A realidade já nos mostra que é possível mudar e criar valor para a sociedade, considerando os desafios atuais. A Zazcar, por exemplo, oferece serviços de locação de veículos por hora de utilização em vários pontos de São Paulo. Ou seja, quando se precisa realmente do carro, ele está disponível, a um preço razoável, e não é necessário possuí-lo. O mesmo vale para as bicicletas oferecidas pelo Itaú e pela Porto Seguro. Estas empresas nada mais fizeram do que propor soluções para crises de mobilidade num grande centro urbano como São Paulo. Fazem seus negócios e compartilham valor com a sociedade. As soluções existem, basta pensar. E isso vale para qualquer setor. O simples questionamento já é um avanço. Quer ver? Será que queremos lavar roupas ou ter máquinas de lavar? Será que queremos ler livros ou empilhá-los em estantes e prateleiras? A oferta consciente está fundamentada nas necessidades reais dos consumidores e nos efeitos que produtos e serviços possam causar na sociedade e no meio ambiente.

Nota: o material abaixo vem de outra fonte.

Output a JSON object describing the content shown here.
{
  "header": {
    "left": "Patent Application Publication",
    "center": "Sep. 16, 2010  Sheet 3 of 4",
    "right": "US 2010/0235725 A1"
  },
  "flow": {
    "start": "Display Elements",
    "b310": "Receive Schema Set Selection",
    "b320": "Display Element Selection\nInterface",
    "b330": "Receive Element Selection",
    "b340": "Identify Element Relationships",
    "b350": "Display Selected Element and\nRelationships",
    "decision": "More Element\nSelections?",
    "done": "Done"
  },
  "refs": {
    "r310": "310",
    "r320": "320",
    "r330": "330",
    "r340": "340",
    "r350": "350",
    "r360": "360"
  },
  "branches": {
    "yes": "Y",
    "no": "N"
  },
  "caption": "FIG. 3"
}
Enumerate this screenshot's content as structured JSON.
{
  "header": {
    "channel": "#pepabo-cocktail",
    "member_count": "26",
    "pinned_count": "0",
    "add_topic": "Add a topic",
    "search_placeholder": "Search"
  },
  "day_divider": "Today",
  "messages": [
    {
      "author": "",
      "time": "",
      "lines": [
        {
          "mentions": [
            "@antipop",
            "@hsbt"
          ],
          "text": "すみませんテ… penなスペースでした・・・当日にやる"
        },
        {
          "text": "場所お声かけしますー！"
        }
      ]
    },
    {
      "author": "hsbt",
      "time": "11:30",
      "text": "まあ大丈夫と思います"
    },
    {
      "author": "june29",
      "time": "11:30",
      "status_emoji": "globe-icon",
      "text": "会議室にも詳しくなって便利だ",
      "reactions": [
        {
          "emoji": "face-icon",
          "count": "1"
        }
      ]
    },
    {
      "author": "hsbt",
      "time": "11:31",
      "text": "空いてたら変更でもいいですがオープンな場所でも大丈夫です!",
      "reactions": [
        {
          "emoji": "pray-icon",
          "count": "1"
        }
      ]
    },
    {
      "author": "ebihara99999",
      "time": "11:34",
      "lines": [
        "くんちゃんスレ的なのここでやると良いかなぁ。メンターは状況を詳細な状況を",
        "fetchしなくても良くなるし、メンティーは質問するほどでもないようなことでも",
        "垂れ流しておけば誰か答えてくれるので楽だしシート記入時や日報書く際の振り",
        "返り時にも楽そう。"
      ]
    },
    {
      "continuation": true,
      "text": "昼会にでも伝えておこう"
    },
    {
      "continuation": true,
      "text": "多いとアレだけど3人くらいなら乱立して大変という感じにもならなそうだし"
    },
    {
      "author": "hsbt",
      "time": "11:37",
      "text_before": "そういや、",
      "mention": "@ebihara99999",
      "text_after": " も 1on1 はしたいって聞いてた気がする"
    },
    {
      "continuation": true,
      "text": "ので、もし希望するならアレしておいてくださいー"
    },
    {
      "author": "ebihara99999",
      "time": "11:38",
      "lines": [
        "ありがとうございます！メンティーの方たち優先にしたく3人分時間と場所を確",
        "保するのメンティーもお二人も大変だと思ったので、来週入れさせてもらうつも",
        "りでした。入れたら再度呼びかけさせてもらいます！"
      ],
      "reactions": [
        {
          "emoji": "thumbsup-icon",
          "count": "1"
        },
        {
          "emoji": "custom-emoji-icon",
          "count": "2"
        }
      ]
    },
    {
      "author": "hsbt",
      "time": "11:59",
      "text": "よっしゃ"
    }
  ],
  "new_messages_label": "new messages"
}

O desafio é complexo e encoraja a capacidade criativa das empresas. Estimula a criação de produtos, canais de distribuição, mensagens publicitárias e a requalificações dos vendedores e atendentes. Exige razoável dose de inovação, ao redesenhar modelos de negócios que incorporem novas variáveis e garantam a sobrevivência da empresa. E o resultado é o desejo de todos nós: uma sociedade mais sustentável e equilibrada.

Eduardo Ramos-Schubert é sócio fundador da SAX, empresa de inovação em experiências de consumo, e Diretor Adjunto e membro do Conselho Consultivo do Instituto Akatu.